The THP-1 cells were treated with various extracts or DMSO concentrations. Cells in the positive control wells were treated with 1% Triton X-100 solution, and negative control wells cells were incubated in culture media alone. Blank wells contained the corresponding extract concentrations or Triton X-100 solution or media without cells. The lactate dehydrogenase (LDH) based in vitro toxicology assay kit was used to assay for cytotoxicity following the manufacturer instructions. The assay measures membrane integrity as a function of the amount of cytoplasmic LDH released into the medium. LDH reduces NAD into NADH, which is utilized in the reduction of a tetrazolium dye to colored formazan. The amount of formazan which is proportional to the amount of LDH release from dead cells was measured colorimetrically at 450 nm.

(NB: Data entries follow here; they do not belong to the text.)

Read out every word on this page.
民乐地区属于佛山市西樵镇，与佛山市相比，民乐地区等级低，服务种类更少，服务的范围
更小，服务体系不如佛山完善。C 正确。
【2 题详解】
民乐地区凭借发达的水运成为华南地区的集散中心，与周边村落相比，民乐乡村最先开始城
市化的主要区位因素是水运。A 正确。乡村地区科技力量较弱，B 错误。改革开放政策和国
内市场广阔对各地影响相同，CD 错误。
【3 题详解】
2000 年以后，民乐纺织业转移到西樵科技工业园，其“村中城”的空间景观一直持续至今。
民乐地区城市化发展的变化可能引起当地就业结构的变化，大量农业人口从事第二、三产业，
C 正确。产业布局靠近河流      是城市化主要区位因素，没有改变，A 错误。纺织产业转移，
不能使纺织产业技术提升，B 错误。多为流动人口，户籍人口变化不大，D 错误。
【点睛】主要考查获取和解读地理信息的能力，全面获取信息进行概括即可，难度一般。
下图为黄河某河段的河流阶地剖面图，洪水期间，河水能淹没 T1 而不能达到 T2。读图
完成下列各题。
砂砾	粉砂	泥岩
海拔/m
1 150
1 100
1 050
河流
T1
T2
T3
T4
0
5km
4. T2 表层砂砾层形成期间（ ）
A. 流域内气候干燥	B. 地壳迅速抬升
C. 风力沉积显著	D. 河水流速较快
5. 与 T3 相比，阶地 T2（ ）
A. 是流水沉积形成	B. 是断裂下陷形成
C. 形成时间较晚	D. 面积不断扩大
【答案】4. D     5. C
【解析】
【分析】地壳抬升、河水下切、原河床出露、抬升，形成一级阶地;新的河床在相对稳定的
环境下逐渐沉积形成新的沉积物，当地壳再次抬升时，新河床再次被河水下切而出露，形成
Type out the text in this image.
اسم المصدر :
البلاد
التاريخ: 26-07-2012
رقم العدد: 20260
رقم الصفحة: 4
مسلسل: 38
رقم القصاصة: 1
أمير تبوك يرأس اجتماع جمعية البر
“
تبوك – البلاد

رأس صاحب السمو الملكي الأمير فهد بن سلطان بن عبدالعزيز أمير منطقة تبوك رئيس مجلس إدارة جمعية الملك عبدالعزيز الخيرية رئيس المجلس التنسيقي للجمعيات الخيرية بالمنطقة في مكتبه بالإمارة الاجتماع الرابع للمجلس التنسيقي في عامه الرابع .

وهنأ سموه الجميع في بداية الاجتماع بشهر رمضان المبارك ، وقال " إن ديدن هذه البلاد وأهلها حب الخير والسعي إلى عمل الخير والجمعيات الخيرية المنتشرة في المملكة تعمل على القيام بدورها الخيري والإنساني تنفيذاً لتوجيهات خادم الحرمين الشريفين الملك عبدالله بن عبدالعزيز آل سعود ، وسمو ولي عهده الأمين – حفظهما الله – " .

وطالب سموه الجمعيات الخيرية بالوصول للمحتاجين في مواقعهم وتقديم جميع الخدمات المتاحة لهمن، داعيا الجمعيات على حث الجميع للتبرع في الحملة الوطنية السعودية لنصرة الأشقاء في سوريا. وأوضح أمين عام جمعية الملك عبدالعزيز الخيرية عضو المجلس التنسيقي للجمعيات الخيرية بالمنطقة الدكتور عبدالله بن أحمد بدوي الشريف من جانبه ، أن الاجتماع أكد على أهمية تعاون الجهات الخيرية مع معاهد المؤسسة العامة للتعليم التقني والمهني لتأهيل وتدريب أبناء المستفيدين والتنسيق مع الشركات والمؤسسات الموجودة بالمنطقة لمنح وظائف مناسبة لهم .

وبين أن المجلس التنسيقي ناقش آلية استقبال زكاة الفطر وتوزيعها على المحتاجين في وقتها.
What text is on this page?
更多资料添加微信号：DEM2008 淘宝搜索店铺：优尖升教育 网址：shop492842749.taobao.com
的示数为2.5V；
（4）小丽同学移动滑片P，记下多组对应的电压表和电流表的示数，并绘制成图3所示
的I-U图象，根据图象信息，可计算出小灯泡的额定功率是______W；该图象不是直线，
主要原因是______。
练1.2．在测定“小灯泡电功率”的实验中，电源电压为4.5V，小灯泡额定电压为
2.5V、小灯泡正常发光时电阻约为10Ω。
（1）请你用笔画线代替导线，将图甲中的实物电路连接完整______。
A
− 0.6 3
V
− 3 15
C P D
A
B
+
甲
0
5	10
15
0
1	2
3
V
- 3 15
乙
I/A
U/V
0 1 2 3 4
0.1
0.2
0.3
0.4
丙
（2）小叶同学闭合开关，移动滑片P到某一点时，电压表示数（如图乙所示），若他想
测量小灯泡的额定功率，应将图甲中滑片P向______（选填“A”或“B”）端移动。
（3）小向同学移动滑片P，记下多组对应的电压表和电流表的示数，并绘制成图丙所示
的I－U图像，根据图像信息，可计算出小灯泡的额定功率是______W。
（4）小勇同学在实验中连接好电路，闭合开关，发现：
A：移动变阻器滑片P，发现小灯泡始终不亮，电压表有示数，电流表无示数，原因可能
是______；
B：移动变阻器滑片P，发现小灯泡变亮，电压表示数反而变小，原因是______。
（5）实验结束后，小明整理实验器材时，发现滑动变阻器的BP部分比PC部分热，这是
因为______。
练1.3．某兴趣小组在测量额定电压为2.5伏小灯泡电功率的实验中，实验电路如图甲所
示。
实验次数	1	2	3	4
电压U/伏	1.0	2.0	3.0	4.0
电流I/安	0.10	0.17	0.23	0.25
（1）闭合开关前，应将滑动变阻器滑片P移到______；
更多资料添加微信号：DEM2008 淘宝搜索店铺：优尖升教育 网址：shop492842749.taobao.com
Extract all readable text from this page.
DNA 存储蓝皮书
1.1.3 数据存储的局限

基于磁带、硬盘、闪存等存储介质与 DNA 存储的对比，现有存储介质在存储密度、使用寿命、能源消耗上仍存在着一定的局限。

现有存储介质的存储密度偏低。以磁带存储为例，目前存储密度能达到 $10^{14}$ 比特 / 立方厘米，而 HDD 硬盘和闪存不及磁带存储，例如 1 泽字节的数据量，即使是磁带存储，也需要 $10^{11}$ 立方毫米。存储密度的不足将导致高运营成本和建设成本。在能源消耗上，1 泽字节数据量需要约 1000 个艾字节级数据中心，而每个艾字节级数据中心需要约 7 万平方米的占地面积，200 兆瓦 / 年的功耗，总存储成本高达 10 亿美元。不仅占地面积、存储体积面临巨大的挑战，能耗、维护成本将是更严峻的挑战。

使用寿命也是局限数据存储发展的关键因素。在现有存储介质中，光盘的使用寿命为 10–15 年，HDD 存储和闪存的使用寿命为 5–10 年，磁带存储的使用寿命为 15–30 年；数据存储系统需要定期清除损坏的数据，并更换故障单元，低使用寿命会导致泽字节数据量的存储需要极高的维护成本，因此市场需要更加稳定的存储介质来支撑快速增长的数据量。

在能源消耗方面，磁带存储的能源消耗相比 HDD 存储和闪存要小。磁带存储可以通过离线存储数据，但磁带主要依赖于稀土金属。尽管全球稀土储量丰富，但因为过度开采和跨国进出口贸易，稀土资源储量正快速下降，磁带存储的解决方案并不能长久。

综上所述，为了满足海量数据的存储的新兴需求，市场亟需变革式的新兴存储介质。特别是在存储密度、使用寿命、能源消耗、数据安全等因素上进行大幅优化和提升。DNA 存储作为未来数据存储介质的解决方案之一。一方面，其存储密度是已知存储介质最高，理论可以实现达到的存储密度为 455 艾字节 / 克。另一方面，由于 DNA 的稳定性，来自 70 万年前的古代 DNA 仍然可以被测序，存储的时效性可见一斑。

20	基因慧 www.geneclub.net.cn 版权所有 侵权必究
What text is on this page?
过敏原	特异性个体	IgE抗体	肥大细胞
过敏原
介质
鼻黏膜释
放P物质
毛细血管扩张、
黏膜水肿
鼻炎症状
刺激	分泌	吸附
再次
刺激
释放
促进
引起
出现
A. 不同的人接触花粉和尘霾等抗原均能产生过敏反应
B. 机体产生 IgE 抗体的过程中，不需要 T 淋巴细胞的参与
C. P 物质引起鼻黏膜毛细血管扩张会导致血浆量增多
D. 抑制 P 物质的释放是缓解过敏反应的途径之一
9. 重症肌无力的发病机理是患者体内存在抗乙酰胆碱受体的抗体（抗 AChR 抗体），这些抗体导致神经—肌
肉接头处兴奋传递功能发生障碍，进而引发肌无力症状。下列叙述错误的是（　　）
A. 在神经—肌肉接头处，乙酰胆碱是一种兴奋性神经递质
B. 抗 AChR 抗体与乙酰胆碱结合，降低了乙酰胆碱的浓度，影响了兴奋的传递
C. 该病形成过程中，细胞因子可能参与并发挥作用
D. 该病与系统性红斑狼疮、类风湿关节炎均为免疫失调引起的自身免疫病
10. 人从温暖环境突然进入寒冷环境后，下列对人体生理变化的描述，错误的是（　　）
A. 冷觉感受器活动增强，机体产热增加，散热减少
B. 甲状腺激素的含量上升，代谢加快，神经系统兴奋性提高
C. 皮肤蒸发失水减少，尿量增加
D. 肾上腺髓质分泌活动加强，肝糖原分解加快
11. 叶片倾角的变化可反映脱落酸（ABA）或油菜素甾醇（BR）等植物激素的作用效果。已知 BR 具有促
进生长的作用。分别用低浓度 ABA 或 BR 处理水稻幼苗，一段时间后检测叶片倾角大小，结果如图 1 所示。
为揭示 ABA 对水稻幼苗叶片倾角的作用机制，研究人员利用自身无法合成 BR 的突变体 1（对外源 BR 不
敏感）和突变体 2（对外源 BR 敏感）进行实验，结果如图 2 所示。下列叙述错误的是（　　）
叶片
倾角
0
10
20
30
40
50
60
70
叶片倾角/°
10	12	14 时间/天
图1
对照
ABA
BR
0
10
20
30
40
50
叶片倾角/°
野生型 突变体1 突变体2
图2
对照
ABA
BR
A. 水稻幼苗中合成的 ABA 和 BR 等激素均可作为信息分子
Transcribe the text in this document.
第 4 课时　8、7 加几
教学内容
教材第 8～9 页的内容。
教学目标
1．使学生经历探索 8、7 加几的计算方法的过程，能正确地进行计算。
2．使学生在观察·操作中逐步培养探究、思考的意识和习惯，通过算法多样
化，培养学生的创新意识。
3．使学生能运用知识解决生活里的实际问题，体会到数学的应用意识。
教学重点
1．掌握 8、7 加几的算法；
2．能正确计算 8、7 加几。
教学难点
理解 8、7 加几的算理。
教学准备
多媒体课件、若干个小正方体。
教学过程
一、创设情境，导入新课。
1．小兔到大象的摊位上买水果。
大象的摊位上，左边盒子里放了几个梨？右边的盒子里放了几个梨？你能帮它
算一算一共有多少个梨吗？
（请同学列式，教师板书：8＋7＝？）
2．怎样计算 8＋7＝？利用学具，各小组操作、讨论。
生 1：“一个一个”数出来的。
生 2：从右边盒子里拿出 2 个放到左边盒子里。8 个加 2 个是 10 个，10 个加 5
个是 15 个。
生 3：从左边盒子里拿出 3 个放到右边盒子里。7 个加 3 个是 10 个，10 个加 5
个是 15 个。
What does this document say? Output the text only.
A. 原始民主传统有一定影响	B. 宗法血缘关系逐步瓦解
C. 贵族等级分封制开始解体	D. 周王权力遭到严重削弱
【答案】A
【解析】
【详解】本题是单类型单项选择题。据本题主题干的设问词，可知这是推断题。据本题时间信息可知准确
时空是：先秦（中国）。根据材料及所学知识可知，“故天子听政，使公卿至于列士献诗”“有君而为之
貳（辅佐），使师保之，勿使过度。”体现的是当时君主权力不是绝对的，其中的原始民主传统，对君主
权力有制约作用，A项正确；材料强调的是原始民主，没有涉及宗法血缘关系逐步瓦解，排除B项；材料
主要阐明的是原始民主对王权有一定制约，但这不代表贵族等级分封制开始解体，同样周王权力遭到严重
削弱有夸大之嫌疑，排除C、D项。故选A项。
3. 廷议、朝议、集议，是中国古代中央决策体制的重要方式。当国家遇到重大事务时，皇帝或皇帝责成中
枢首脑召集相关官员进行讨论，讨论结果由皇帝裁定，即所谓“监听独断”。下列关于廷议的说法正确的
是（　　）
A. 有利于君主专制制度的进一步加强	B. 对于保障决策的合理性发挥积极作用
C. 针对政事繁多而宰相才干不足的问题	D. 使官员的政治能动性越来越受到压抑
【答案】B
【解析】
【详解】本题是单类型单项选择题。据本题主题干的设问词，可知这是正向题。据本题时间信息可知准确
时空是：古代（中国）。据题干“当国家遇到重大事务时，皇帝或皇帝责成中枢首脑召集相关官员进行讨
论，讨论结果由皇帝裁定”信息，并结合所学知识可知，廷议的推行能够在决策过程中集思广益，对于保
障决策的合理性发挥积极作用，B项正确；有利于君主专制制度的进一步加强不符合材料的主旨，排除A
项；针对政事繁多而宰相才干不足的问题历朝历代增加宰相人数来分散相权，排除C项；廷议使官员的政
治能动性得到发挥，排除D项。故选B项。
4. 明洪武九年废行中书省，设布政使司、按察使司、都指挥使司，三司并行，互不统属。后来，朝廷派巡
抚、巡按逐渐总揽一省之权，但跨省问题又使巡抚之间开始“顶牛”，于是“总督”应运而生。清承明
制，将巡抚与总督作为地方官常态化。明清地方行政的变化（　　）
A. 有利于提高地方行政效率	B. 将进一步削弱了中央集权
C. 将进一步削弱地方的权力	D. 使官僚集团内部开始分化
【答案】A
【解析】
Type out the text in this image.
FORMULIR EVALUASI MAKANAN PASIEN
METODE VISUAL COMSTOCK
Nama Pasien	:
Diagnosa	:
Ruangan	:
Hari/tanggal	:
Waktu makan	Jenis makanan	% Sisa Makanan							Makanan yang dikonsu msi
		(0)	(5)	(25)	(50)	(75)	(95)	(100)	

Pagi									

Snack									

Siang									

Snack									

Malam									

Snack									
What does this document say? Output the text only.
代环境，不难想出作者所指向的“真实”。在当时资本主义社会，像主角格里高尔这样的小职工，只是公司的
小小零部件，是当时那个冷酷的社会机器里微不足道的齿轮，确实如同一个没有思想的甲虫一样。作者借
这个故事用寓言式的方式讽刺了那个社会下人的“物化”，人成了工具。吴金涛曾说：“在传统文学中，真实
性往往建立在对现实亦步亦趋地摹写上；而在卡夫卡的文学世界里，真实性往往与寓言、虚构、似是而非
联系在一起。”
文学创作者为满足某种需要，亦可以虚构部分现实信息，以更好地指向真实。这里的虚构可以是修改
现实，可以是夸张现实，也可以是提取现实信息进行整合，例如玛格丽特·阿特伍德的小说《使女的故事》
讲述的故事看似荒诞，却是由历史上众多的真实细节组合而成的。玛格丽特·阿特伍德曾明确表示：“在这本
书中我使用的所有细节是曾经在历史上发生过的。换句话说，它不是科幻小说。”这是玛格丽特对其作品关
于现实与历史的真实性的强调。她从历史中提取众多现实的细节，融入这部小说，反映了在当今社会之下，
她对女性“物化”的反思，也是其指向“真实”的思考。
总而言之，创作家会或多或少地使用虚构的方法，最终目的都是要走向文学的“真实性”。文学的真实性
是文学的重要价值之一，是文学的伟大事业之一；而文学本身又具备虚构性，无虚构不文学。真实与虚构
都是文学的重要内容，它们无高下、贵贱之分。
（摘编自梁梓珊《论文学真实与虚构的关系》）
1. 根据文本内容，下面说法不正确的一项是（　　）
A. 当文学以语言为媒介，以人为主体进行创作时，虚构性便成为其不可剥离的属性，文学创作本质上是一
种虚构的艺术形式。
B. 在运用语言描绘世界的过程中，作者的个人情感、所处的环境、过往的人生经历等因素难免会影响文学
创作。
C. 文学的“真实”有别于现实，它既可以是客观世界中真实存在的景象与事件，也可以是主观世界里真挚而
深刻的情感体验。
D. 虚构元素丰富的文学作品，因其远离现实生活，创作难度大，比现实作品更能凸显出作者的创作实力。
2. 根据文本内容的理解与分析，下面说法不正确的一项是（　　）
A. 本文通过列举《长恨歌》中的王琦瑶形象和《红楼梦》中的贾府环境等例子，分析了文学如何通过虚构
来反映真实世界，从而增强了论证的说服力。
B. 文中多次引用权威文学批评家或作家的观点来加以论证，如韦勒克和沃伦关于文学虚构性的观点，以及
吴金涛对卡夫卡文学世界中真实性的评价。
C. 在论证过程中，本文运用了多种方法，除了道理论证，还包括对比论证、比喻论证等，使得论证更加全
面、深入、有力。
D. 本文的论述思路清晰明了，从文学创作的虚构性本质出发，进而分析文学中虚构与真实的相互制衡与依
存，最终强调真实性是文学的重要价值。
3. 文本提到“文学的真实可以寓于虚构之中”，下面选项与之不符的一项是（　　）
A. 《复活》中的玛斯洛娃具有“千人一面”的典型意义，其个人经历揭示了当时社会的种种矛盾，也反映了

Absorbance for background correction was determined at 620 nm.
The percentage of cell viability was calculated as follows: % Cell viability = 100 –% cell cytotoxicity. The % cell cytotoxicity = 100 X (experimental well absorbance –negative control well absorbance) / (positive control well absorbance –negative control well absorbance). All calculations were performed after background absorbance correction and blank absorbance subtraction.
All experiments were performed in triplicates and each experiment was performed for two times. The results were expressed as a mean viability percentage ± standard deviation (SD). Dose response curves were prepared with Microsoft Office Excel 2007 software.
The data were analyzed using the GraphPad Prism software (Version. 6). The log (inhibitor) vs. response curve equation was used to determine the best fit and to determine the IC50 and LC50 values, the concentration that provokes a response half way between the maximal and the maximally inhibited cell viability. The obtained curves on leukemic and normal cells for each extract were compared with respect to their IC50/LC50 and slope and the P-value was determined with 95% confidence intervals. Two-regression curves comparison was performed by the F-test and a significant difference was obtained at P-values < 0.05.